II. Harold va en Normandie.

Quand son père fut mort, il voulut passer en Normandie pour délivrer les otages[ [66], dont il avait très-grand pitié. Il prit congé du roi Édouard, et le roi Édouard le détourna bien et lui défendit et le conjura de ne pas aller en Normandie et de ne pas parler au duc Guillaume, parce qu'il pourrait être facilement pris au piége, car Guillaume était très-rusé. S'il voulait avoir ses otages, qu'il y envoyât d'autres messagers. J'ai trouvé cela écrit; mais un autre livre me dit que le Roi lui ordonna d'aller auprès du duc Guillaume, son cousin, pour lui assurer qu'il aura le royaume d'Angleterre après sa mort.

Je ne sais pas cette circonstance; mais nous trouvons l'une et l'autre écrite. Quelque besogne qu'il cherchât, quelque chose qu'il voulût faire, Harold se mit en chemin, quoi qu'il pût lui en arriver après. Aventure qui doit être, on ne peut empêcher qu'elle ne soit; et chose qui doit advenir ne peut manquer, quoi qu'on fasse. Harold fit préparer deux nefs, et à Bodeham[ [67] entra en mer.

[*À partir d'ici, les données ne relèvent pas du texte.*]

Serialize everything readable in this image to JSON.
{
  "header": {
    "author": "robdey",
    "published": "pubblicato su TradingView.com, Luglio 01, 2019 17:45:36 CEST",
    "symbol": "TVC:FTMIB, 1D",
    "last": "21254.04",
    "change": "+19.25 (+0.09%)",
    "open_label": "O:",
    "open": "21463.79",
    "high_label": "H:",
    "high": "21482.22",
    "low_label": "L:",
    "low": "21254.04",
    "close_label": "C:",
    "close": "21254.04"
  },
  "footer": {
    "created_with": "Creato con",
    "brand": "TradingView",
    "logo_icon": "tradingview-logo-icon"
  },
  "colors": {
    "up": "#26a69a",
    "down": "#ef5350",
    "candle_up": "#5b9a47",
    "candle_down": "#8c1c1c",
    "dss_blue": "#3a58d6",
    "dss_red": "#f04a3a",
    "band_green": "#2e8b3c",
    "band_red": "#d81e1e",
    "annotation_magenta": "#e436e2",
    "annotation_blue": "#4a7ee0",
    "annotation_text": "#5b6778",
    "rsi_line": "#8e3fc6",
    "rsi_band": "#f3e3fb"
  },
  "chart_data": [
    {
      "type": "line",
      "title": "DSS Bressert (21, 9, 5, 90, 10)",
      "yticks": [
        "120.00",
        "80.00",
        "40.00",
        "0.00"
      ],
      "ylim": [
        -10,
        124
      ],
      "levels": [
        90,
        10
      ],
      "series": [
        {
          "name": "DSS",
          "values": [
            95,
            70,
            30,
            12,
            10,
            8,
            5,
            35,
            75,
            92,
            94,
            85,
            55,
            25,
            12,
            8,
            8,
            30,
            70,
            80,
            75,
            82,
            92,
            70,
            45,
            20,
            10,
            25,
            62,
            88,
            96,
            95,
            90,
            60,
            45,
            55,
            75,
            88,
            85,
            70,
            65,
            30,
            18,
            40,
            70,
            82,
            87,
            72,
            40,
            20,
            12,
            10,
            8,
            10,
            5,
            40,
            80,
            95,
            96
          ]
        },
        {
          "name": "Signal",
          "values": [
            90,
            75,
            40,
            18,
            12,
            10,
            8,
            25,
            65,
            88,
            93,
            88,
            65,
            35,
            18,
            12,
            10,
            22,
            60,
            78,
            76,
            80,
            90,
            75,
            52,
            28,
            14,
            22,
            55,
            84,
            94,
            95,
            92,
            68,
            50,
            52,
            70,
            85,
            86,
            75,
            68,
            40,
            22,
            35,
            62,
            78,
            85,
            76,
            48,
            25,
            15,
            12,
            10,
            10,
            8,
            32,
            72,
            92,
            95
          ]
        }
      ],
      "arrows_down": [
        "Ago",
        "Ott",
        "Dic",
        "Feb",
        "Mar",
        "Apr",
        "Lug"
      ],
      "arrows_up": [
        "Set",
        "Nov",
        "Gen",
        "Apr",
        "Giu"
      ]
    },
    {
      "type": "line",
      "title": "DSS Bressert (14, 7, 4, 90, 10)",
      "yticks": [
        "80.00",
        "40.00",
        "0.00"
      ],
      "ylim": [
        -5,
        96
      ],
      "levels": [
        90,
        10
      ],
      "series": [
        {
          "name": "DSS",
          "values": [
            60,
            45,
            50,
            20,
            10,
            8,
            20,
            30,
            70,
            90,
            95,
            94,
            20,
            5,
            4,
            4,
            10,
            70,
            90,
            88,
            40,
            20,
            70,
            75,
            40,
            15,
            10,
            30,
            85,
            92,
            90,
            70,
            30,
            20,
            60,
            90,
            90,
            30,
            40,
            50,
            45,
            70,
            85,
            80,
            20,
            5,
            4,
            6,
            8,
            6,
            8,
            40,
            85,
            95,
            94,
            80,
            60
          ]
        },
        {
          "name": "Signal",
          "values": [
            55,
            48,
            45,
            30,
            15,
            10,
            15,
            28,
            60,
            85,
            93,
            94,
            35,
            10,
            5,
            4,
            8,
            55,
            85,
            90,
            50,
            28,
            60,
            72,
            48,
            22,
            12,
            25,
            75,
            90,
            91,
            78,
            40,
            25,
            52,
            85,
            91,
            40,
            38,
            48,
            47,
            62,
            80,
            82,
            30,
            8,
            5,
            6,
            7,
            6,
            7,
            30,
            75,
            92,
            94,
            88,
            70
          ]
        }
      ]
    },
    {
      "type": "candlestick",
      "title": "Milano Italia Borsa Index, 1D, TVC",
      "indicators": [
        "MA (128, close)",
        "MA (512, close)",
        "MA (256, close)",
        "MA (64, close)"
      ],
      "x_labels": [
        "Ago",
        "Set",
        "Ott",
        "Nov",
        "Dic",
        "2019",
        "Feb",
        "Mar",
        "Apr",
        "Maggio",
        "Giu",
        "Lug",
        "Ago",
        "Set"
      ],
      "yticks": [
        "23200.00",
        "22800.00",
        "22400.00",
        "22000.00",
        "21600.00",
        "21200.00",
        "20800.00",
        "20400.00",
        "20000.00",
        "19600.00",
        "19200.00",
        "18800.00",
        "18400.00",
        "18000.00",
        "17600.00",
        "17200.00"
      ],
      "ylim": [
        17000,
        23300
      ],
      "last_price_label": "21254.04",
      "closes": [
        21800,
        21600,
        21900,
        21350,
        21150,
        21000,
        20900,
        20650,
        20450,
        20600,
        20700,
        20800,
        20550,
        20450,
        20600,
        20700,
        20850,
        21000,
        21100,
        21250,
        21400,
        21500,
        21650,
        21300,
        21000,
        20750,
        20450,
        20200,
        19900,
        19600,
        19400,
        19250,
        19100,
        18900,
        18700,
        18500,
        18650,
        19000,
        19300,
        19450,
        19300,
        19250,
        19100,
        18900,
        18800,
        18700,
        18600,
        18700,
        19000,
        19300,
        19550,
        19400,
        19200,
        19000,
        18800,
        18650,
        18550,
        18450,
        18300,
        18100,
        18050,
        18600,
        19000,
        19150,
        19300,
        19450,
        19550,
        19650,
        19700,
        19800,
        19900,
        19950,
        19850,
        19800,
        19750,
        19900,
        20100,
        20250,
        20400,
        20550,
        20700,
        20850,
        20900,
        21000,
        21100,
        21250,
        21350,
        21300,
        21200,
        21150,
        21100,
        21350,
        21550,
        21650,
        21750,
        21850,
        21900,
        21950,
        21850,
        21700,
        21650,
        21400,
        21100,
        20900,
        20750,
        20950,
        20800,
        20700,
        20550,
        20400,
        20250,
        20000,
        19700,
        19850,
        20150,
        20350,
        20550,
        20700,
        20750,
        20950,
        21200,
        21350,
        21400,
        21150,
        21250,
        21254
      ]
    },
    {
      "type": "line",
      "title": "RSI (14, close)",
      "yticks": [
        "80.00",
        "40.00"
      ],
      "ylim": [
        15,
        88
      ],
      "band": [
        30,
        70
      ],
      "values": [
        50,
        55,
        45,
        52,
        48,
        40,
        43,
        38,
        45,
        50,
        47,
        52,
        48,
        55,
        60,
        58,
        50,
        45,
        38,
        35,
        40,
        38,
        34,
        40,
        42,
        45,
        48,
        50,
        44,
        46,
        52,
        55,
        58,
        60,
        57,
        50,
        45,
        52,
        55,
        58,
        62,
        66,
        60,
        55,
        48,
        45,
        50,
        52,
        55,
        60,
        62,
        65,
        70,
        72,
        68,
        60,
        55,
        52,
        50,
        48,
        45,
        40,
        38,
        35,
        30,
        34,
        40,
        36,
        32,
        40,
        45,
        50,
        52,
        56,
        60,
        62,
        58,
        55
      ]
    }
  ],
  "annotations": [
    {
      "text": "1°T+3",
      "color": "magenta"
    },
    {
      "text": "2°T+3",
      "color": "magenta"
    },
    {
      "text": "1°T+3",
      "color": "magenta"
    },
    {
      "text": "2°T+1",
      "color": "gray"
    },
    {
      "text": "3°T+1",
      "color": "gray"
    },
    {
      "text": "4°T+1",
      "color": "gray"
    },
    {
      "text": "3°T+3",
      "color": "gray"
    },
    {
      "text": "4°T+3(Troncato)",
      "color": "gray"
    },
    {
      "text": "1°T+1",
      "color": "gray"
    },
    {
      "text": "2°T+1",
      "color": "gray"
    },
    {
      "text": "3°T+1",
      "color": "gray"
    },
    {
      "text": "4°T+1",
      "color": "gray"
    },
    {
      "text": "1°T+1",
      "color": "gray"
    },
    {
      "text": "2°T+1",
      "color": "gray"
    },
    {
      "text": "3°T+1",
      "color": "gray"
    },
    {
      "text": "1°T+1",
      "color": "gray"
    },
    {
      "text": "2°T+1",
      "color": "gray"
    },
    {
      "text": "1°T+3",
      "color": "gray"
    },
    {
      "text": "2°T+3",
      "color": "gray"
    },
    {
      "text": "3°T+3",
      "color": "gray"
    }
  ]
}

Je ne saurais vous dire qui se trompa, ou qui gouvernait sur la mer, ou si le vent tourna trop, mais je sais bien qu'il alla mal; jusqu'en Ponthieu il lui fallut cingler; il ne put retourner en arrière et il ne put pas se cacher là. Un pêcheur du pays qui avait été en Angleterre, et avait souvent vu Harold, l'a épié et reconnu au visage et à la parole. Au comte de Ponthieu Guy il alla dire en particulier qu'il le fera beaucoup gagner s'il le veut accompagner; qu'il lui donne vingt livres seulement, il lui en fera gagner cent; car tel prisonnier il lui livrera qui lui donnera pour rançon cent livres ou plus. Le comte l'a assuré qu'il fera à sa volonté; et celui qui a désiré le gain lui montre Harold. Ils le mènent à Abbeville. Harold, par un affidé manda au duc de Normandie comment il est arrivé en Ponthieu, lui qui venait d'Angleterre vers lui, mais qui n'a pu venir droit au port. Il devait venir auprès de lui en ambassade, mais il ne prit pas le bon chemin. Le comte de Ponthieu l'avait pris et sans raison l'a mis en prison; il le priait de le délivrer, s'il le pouvait, et lui promettait de faire tout ce qu'il voudrait. Guy garda Harold avec grand soin; à Beaurain[ [68] il l'envoya pour l'éloigner du duc Guillaume.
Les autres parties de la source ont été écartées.